Mise en scène et… vocabulaire de la démagogie.
De Pervenche, courriel. En parcourant les gazettes…
En Avignon. < Guerra > de Pippo Delbono lu par Frédéric Ferney. 18.07.2002.
< … C’est un malin Pippo. Il recrute les épaves, il les rachète, il les sauve. Il sait que la folie est un spectacle, un miroir et un abîme; il érige le dénuement en esthétique du gouffre; il mise sur la compassion; il spécule sur la pitié, le malaise, les bons sentimens. Aimez-vous le strip-tease ? Du métier. Il plaque sur la pantomime une musique intense, lyrique, qui vous arracherait des frissons, des < nostalgies, des larmes. ça le fait. Entre chaque scène il pérore, il prêche de sa voix évangélique : < Une grande révolution ne peut naître que d’un grand sentiment d’amour > (Che Guevara).
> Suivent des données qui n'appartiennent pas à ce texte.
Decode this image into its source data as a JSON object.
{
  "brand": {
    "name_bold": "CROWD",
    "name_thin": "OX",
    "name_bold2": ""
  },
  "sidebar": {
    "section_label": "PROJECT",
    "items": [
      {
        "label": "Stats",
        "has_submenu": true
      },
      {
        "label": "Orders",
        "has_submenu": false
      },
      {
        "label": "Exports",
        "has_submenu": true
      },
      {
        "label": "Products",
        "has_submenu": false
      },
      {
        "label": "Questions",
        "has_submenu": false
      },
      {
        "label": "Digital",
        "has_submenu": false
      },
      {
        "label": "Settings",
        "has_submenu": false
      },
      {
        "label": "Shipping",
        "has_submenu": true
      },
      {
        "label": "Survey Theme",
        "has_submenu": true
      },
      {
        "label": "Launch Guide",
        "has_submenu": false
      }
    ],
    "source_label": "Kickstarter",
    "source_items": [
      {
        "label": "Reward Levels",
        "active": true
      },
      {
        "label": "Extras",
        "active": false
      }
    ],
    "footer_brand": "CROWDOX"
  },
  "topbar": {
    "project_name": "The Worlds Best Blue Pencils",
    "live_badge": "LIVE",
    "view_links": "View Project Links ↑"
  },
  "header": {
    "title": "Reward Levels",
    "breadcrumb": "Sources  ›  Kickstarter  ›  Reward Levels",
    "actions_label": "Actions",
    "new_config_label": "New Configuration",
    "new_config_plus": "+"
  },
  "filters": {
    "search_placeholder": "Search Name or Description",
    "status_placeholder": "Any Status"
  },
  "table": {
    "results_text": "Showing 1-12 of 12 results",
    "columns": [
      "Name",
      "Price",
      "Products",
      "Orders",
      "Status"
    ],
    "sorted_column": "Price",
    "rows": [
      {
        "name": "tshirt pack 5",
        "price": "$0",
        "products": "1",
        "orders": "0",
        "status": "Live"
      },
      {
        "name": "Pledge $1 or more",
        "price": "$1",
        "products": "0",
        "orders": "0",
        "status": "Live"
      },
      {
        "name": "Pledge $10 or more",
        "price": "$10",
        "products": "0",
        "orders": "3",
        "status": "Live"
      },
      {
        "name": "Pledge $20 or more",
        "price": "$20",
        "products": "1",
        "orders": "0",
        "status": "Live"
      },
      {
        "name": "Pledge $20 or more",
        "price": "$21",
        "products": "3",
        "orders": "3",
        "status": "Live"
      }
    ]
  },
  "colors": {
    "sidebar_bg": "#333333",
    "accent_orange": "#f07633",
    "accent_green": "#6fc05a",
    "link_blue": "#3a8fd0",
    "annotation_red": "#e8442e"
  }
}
Un séminariste en sueur qui profère des vérités éternelles et des cantiques et qui boit de l’Evian au goulot en bousculant les spectateurs. ça plaît énormément.
Du talent. Un style: grunge et sulpicien. Une sorte de grand-guignol nazaréen, sans croix, avec un drapeau rouge. On l’a compris, la pauvreté, le malheur, il est contre ; la guerre, c’est mal. On est d’accord, on est piégé : s’il rugit, c’est qu’il est blessé donc sincère, si on reste froid, c’est qu’on est réac. Néanmoins on résiste et on s’interroge : quoi de plus faux que la fausse naïveté ? Quoi de plus obscène que l’ostentation de l’innocence et de la pureté ? Plus démagogique, tu meurs! >
Bref, les bonnes recettes…

Giraudoux, le poète et la richesse.
De Solange, courriel. Ce passage des Cinq tentations de La Fontaine.
La Fontaine à Vaux, au milieu des fêtes…
< Si les poètes aiment le monde, ce n’est pas qu’ils sont des parasites. Ils l’aiment non parce qu’eux-mêmes deviennent beaux ou éclatants, mais parce que ces beaux emplacements sur lesquels se passe la journée du monde, qui sont les châteaux et les terrasses, ces moments habituels du monde, qui sont les fêtes, ce goût de la toilette et du luxe qui s’ y étale, parce que la politesse, la courtoisie, le gazon et les fleurs, politesse de la terre, leur fournissent un recours, et même une vengeance contre leurs pires ennemis, la banalité et la laideur… >
Mais que faire, dans le monde ?…

Un mot de Jean de La Fontaine.
 < Si quelqu’un desserre les dents, C’est un sot. -J’ en conviens ; mais que faut-il donc faire ? -Parler de loin, ou bien se taire. >
L’ homme et la couleuvre

Un < débat de notre temps >. Prostitution.
D’ Odile, courriel.

  1. Prostitution ( éty. poser devant, exhiber ) :
    la < régulariser >, l’ < abolir > ou la < transformer en service sexuel > ?
    Trois réponses où s’opposent le Pragmatique, le Puritain et le Légiste.
    Mais surtout trois manières d’évacuer la < perversité >… c’est-à-dire la théâtralisation de l’existence.
    Et notamment à partir d’une vision hygiéniste de la sexualité.
  2. Une prostituée, une femme de mauvaises moeurs ?
    -Que disent les Ecritures ?
    < Les lèvres de la prostituée sont comme le rayon d’où coule le miel ; et son gosier est plus doux que l’huile, SACI, Bible, Prov. de Salomon, v, 3.>
    -Et le poète ?
    Adoptons l’attitude esthétique, celle par exemple d’un Mandiargues…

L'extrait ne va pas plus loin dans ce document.